Although Orange County's evictions are half of what they were before the pandemic, many tenants are still grappling with how to use local and nationwide protections while navigating a complicated court system.
Emila Sutton, director of housing and community development for Orange County, said the decrease in evictions is in part due to the county and the towns of Chapel Hill, Carrboro and Hillsborough putting over $2 million into the Emergency Housing Assistance program.
Sutton said the Emergency Housing Assistance Program has helped over 700 people in the county avoid eviction since January by helping with their housing-related payments. Prior to the pandemic, she said the program helped about 10-12 people per month, but it helped over 300 people in September.

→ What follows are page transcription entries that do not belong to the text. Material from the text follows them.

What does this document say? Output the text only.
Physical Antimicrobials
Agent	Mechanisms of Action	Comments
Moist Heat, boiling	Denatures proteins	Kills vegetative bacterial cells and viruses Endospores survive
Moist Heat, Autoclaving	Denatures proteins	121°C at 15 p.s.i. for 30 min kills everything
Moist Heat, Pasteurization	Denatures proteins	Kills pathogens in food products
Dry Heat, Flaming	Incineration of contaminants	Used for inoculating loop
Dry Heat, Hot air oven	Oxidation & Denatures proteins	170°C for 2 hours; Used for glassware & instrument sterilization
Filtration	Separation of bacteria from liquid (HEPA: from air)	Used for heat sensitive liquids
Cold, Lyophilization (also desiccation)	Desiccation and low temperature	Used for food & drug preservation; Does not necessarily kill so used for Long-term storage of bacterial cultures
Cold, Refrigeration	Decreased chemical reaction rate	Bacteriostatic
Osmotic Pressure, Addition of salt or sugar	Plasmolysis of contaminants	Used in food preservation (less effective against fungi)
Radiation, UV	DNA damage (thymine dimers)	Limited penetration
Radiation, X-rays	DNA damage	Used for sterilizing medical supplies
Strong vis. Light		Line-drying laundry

“Our neighboring communities are seeing a big increase in the number of evictions, while we are actually seeing lower than pre-pandemic numbers,” Sutton said.
However, she said the program is running out of funds and stopped covering costs for rent, mortgage and utilities as of Oct. 19. Orange County residents can now apply for help with rent or utility bills through the Housing Opportunities and Prevention of Evictions Program.
The North Carolina Office of Recovery and Resiliency gave the county's Housing and Community Development Department $700,000 to begin administering HOPE on Oct. 19. Over 100 people have requested help as of Oct. 22, Sutton said.
The HOPE program is more restrictive on who qualifies for assistance, as well as what costs it covers, so Sutton said she is hoping the county will give more funding to continue providing assistance through the Emergency Housing Assistance Program.
“Local funds are much more flexible and much easier for us to be able to provide the exact assistance that someone needs," she said.
While the county has been able to prevent many evictions since the pandemic started, the need for housing payment assistance hasn't slowed because many people have remained jobless during the pandemic.